Birding

Many Forever Wild tracts are also great places to bird.

Coon Creek -- This tract is a stop on the Piedmont portion of the Alabama Birding Trail and offers the opportunity to view bald eagles, ospreys, and many other waterfowl species. 

Coosa -- This tract is a stop on the Piedmont portion of the Alabama Birding Trail and gives viewers the chance to see many songbirds, raptors, and game birds. This property has one of the last remaining populations of red-cockaded woodpeckers not on a National Forest.

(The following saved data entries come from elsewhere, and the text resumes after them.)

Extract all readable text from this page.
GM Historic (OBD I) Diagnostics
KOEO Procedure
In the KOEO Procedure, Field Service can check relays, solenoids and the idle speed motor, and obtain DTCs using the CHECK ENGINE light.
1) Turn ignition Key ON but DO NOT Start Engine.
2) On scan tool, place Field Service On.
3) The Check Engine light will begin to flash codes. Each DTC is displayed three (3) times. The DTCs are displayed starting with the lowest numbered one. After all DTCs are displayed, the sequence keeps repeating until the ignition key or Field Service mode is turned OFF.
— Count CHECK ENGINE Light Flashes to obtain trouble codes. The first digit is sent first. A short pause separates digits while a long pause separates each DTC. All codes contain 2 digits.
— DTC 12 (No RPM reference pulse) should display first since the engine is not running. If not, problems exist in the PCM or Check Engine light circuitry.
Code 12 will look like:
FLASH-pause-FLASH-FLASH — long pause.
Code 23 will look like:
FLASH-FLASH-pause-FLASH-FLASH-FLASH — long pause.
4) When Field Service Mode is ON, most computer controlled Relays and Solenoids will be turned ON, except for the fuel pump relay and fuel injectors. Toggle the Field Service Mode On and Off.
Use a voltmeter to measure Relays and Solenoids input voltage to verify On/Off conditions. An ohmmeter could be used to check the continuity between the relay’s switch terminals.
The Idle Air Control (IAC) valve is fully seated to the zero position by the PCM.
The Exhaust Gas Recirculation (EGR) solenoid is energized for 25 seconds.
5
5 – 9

Old Cahawba -- The black belt prairie offers unique birding opportunities found only in the central region of Alabama. Both the Old Cahawba Prairie Preserve and the nearby Old Cahawba Archeological Park are stops on the Black Belt Birding Trail. There are three parking areas and one hiking trail available to viewers.

Splinter Hill Bog -- Splinter Hill Bog is one of the stops on the Alabama Coastal Birding Trail. Together with the nearby Nature Conservancy Property, the Splinter Hill Bog offers birders some of the best wildlife viewing in the southern part of Alabama. This unique ecosystem allows people the possibility to see Bachman’s, Henslow’s and LeConte’s Sparrows. The trails can be accessed from parking areas on County Road 47 and Splinter Hill Road.

Turkey Creek Nature Preserve -- The Turkey Creek Nature Preserve is a stop on the Appalachian Highlands Birding Trail and offers the possibility to see tanagers and many different warblers. Visitors also have the chance to see other wildlife, such as the vermillion darter, when the staff are having one the many weekend programs. The entrance to Turkey Creek is located on Turkey Creek Road in Pinson.

Walls of Jericho --The Walls of Jericho serves as an addition to the Skyline Wildlife Management Area, which is site #41 on the Northeast Loop of the North Alabama Birding Trail. Watchers have the opportunity to view many different species and this is the only place in the state to see ruffed grouse. Hurricane Creek is the only location in the world to find the pale lilliput and Alabama lampshell mussels. It is also home to three imperiled fish species.

Wehle -- The day-use hiking trail provides access seven days a week. View recent bird sightings at Wehle through ebird.